Other studies have found major differences in the microorganisms living in the guts of normal-weight and obese individuals. Although such studies cannot tell which came first — the weight problem or the changed microbiota — studies indicate obese mice have gut bacteria that are better able to extract calories from food.
Further evidence of a link to obesity comes from farm animals. About three-quarters of the antibiotics sold in the US are used in livestock. These antibiotics change the animals’ microbiota, hastening their growth.

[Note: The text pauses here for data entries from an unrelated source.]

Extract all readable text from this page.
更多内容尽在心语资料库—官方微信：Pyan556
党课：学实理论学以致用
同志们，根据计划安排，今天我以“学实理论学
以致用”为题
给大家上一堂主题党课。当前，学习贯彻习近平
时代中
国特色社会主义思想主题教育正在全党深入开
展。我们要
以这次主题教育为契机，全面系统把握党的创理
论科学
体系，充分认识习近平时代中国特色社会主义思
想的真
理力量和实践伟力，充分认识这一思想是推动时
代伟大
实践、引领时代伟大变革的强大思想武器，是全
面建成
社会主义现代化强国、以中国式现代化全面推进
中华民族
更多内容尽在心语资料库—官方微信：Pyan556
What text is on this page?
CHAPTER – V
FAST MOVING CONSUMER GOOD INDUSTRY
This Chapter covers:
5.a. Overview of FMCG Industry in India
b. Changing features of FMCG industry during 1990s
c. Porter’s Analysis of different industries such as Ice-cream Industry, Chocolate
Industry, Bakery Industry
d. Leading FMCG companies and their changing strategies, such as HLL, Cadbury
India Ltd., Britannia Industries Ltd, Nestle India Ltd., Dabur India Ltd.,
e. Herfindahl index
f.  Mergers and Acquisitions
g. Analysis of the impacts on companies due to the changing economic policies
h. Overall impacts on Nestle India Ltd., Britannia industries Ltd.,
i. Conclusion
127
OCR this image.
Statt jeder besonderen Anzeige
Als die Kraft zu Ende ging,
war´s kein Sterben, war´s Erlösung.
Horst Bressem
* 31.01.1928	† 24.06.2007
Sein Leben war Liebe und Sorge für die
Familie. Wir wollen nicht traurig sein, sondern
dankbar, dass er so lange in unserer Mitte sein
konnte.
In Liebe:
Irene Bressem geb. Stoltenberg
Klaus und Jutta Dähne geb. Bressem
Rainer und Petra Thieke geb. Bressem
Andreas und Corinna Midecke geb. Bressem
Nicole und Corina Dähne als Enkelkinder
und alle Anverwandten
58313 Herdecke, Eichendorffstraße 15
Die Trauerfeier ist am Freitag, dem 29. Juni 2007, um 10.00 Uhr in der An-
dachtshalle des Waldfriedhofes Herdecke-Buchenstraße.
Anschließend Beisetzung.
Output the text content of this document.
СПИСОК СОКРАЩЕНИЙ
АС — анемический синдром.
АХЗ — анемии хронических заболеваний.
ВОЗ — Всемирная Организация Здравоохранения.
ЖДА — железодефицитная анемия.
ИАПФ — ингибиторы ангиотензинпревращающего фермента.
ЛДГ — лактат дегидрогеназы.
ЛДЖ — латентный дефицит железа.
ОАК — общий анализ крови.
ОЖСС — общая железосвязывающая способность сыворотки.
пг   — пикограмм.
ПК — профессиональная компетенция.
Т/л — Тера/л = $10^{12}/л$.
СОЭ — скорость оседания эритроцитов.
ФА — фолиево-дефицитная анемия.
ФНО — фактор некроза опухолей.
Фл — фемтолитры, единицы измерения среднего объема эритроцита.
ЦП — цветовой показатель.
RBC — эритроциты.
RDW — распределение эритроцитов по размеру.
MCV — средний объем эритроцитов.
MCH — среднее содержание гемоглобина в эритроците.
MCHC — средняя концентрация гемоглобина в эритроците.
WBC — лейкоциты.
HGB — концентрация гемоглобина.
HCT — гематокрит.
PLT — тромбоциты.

When mice are given the same antibiotics used on livestock, the metabolism of their liver changes, stimulating an increase in body fat, Blaser said.
Even more serious is the increasing number of serious disorders now linked to a distortion in the microbial balance in the human gut. They include several that are becoming more common in developed countries — gastrointestinal ailments like Crohn’s disease, ulcerative colitis and celiac disease; cardiovascular disease; nonalcoholic fatty liver disease; digestive disorders like chronic reflux; autoimmune diseases like multiple sclerosis and rheumatoid arthritis; and asthma and allergies.